Concussions are very real. Rob and Emily Kelly will face significant challenges for the rest of their lives.
But who these men have become is not who they are, and I write that with conviction. The symptoms they display are beyond their control and occur through no fault of their own. These men chose football, but they didn’t choose brain damage.
Yet, the NFL still portrays a sense of ignorance.
A 2017 study, led by neuroscientist Ann McKee, found:
In a convenience sample of 202 deceased players of American football from a brain donation program, CTE was neuropathologically diagnosed in 177 players across all levels of play (87%), including 110 of 111 former National Football League players (99%).

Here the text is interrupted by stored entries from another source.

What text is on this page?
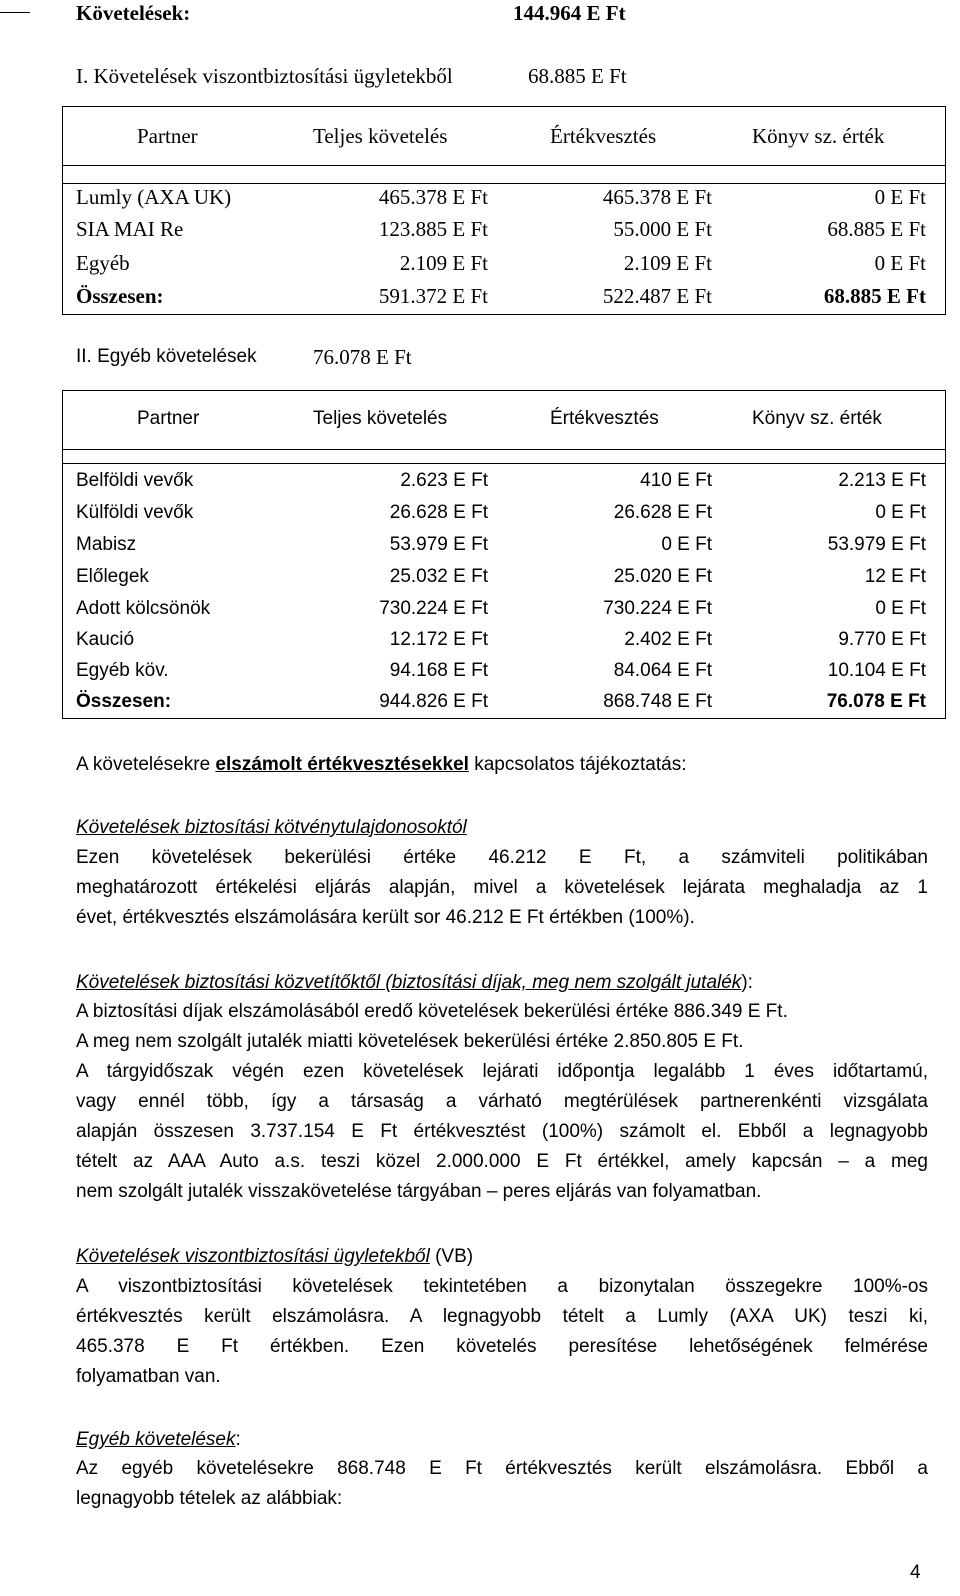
Követelések:	144.964 E Ft
I. Követelések viszontbiztosítási ügyletekből	68.885 E Ft
Partner	Teljes követelés	Értékvesztés	Könyv sz. érték
Lumly (AXA UK)	465.378 E Ft	465.378 E Ft	0 E Ft
SIA MAI Re	123.885 E Ft	55.000 E Ft	68.885 E Ft
Egyéb	2.109 E Ft	2.109 E Ft	0 E Ft
Összesen:	591.372 E Ft	522.487 E Ft	68.885 E Ft
II. Egyéb követelések	76.078 E Ft
Partner	Teljes követelés	Értékvesztés	Könyv sz. érték
Belföldi vevők	2.623 E Ft	410 E Ft	2.213 E Ft
Külföldi vevők	26.628 E Ft	26.628 E Ft	0 E Ft
Mabisz	53.979 E Ft	0 E Ft	53.979 E Ft
Előlegek	25.032 E Ft	25.020 E Ft	12 E Ft
Adott kölcsönök	730.224 E Ft	730.224 E Ft	0 E Ft
Kaució	12.172 E Ft	2.402 E Ft	9.770 E Ft
Egyéb köv.	94.168 E Ft	84.064 E Ft	10.104 E Ft
Összesen:	944.826 E Ft	868.748 E Ft	76.078 E Ft
A követelésekre elszámolt értékvesztésekkel kapcsolatos tájékoztatás:
Követelések biztosítási kötvénytulajdonosoktól
Ezen követelések bekerülési értéke 46.212 E Ft, a számviteli politikában
meghatározott értékelési eljárás alapján, mivel a követelések lejárata meghaladja az 1
évet, értékvesztés elszámolására került sor 46.212 E Ft értékben (100%).
Követelések biztosítási közvetítőktől (biztosítási díjak, meg nem szolgált jutalék):
A biztosítási díjak elszámolásából eredő követelések bekerülési értéke 886.349 E Ft.
A meg nem szolgált jutalék miatti követelések bekerülési értéke 2.850.805 E Ft.
A tárgyidőszak végén ezen követelések lejárati időpontja legalább 1 éves időtartamú,
vagy ennél több, így a társaság a várható megtérülések partnerenkénti vizsgálata
alapján összesen 3.737.154 E Ft értékvesztést (100%) számolt el. Ebből a legnagyobb
tételt az AAA Auto a.s. teszi közel 2.000.000 E Ft értékkel, amely kapcsán – a meg
nem szolgált jutalék visszakövetelése tárgyában – peres eljárás van folyamatban.
Követelések viszontbiztosítási ügyletekből (VB)
A viszontbiztosítási követelések tekintetében a bizonytalan összegekre 100%-os
értékvesztés került elszámolásra. A legnagyobb tételt a Lumly (AXA UK) teszi ki,
465.378 E Ft értékben. Ezen követelés peresítése lehetőségének felmérése
folyamatban van.
Egyéb követelések:
Az egyéb követelésekre 868.748 E Ft értékvesztés került elszámolásra. Ebből a
legnagyobb tételek az alábbiak:
4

This is astonishing, but you’re not really that surprised, are you? The NFL’s response:
“We appreciate the work done by Dr. McKee and her colleagues for the value it adds in the ongoing quest for a better understanding of CTE. Case studies such as those compiled in this updated paper are important to further advancing the science and progress related to head trauma. The medical and scientific communities will benefit from this publication and the NFL will continue to work with a wide range of experts to improve the health of current and former NFL athletes. As noted by the authors, there are still many unanswered questions relating to the cause, incidence and prevalence of long-term effects of head trauma such as CTE. The NFL is committed to supporting scientific research into CTE and advancing progress in the prevention and treatment of head injuries.
”In 2016, the NFL pledged $100 million in support for independent medical research and engineering advancements in neuroscience related topics. This is in addition to the $100 million that the NFL and its partners are already spending on medical and neuroscience research.”
The league’s pledge doesn’t always translate to actual money being spent. When the NFL pledged a $30 million donation to the National Institutes of Health, they only spent $14 million before the NIH allowed the partnership to expire. Per ESPN:
NIH officials decided months ago to let the agreement expire in August with more than half of the money unused, following a bitter dispute in 2015 in which the NFL backed out of a major study that had been awarded to a researcher who had been critical of the league, Outside the Lines has learned.
The NFL responded by contributing $100 million in research for “Play Smart, Play Safe”... an initiative launched and administered by the NFL. In other words, they are donating $100 million to themselves to study concussions. Of that $100 million, over half will be used to research a new helmet design, hoping to reduce the number of concussions. ESPN’s Mark Fainaru-Wada and Steve Fainaru followed up on the story with a predictable response from the NFL:
The NFL declined to make any of its health officials available for comment. When declining one specific request, a league spokesman cited previous “unfair” treatment by ESPN’s Outside the Lines. In the past, the league has said it is guided by player health and safety. Several NFL-affiliated researchers have suggested that scientists such as Boston University’s Dr. Ann McKee and Robert Stern, aided by the media, have oversold their findings, sowing unwarranted hysteria over the risks of playing football and other contact sports. McKee, a neuropathologist, announced in July that out of the 111 brains of former NFL players she has examined, 110 had CTE.
When talking/writing about concussions, you’re perilously circling the rabbit hole. Despite their efforts to control the narrative, the NFL won’t win this. Not while there’s people like Emily Kelly, who will spend the rest of her life helping her damaged husband.